What is sad here is the use of semantics to play games with a movement. Conservative is an adjective implying ‘traditionalist’

Atheism has never been a conservative position in the US. Examine the Declaration of Independence. Do a poll

CPAC was the place where the hard core ‘conservative kooks’ ie religious nutter, pro lifer, traditionalistas gathered. It was a place where even secular pols could make a stab at winning converts. Changing the meaning of ‘conservative’ will not change the hearts of the audience.

Keep it up, the audience will change, and the traditionalists will find a home somewhere else. So what was the point of CPAC?

Pols go there to woo the audience. Are they going to go there and be forced to take sides of Bible versus anti Bible?

It would be too easy to form an atheist group, or a gay marriage group. It looks to me like they rebels are trying to force a redefine. How does a conservative redefine the Bible? The Bible is the line in the sand

entagor on February 25, 2014 at 10:31 PM

By definition, a wanted puppy has more value than an unintended and unwanted fetus for those whose business it is.

thuja on March 30, 2013 at 8:45 AM

CWchangedhisNicagain on February 25, 2014 at 8:19 PM

I totally stand by my statement from almost a year ago for the simple reason it is a tautology.

thuja on February 25, 2014 at 10:34 PM

I totally stand by my statement from almost a year ago for the simple reason it is a tautology.

thuja on February 25, 2014 at 10:34 PM

If you and I don’t agree on the cultural norm of the value of human life, then what does it matter if we agree on matters of liberty or property? Don’t you have to be alive first for there to be a question of rights in the first place?
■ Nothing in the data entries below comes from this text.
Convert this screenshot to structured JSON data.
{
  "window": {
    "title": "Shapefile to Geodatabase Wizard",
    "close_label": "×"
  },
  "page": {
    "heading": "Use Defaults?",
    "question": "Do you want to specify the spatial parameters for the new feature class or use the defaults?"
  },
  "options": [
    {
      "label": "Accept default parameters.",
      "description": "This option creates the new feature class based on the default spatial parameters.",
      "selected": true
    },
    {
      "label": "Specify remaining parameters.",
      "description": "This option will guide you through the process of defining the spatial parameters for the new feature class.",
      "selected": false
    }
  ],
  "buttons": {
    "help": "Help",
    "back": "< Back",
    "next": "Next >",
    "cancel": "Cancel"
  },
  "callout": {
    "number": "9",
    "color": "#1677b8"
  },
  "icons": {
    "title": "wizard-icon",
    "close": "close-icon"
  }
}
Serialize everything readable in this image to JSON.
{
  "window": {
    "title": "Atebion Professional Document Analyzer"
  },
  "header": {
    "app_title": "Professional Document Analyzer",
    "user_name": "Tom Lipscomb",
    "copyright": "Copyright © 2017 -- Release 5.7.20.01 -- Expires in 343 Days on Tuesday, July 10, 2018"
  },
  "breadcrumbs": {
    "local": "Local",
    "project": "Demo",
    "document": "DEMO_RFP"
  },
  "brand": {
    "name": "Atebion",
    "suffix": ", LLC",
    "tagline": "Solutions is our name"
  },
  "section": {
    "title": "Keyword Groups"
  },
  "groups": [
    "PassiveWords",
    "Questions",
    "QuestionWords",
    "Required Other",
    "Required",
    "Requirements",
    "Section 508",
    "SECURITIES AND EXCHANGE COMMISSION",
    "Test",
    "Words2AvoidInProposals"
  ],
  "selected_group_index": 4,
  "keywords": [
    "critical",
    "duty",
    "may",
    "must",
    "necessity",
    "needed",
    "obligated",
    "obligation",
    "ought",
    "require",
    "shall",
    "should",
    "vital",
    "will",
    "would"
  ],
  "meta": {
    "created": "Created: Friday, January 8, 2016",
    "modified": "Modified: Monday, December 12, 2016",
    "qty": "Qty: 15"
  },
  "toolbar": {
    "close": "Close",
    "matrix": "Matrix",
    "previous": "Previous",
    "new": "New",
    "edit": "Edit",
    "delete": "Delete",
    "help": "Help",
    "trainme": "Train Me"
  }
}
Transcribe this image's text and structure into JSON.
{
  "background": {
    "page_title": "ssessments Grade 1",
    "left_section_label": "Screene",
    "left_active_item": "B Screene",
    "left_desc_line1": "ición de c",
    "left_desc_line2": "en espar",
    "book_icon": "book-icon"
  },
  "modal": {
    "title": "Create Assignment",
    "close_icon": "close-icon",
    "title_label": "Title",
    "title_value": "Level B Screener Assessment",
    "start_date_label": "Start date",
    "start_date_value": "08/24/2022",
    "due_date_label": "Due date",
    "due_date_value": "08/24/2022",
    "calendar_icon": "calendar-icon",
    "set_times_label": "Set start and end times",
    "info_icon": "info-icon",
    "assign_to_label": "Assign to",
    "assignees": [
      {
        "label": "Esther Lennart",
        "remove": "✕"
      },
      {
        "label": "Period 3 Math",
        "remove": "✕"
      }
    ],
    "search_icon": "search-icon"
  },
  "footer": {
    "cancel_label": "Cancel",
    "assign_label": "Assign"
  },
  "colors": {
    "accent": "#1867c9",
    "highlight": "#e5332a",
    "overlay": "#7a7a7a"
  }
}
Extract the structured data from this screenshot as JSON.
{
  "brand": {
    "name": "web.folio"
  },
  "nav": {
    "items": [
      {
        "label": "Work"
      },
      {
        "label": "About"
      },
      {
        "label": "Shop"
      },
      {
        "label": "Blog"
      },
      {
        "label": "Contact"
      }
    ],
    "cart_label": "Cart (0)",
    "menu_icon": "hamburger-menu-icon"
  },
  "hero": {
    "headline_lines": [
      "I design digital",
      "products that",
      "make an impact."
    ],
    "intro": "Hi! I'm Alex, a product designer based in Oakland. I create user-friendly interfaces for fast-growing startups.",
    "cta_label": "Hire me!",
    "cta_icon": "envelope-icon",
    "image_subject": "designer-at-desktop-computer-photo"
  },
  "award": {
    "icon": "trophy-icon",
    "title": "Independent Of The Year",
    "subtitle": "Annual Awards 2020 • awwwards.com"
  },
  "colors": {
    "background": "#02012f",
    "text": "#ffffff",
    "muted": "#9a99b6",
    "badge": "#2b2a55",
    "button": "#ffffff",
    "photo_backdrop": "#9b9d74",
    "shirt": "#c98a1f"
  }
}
gryphon202 on February 25, 2014 at 10:48 PM

Hey HonestLib,

I’ve seen and appreciated many of your comments since you jumped on board, so…

What are your HONEST LIB beliefs/political stances, as opposed to the self-proclaimed official HOT AIR “conservative/libertarian” viewpoints, and/or the viewpoints of some of the more prominent commentators here?

If you don’t mind me asking.

Willing to reciprocate if necessary.

questionmark on February 25, 2014 at 9:26 PM

That’s a great question and one I did not expect. I am a Liberal and if I don’t get shown the door, my beliefs will become obvious, thus no need to point them out now. I have been around as far as posting on sites goes…if I remember correctly I had over 5,000 fans on HuffPost ( I never understood the fan thing and I never “Fanned” anybody), but was shown the door because I very vocal about President Obama and The ACA in a way that was not allowed. Was a moderator on a well known site, but left there because dissent was not allowed.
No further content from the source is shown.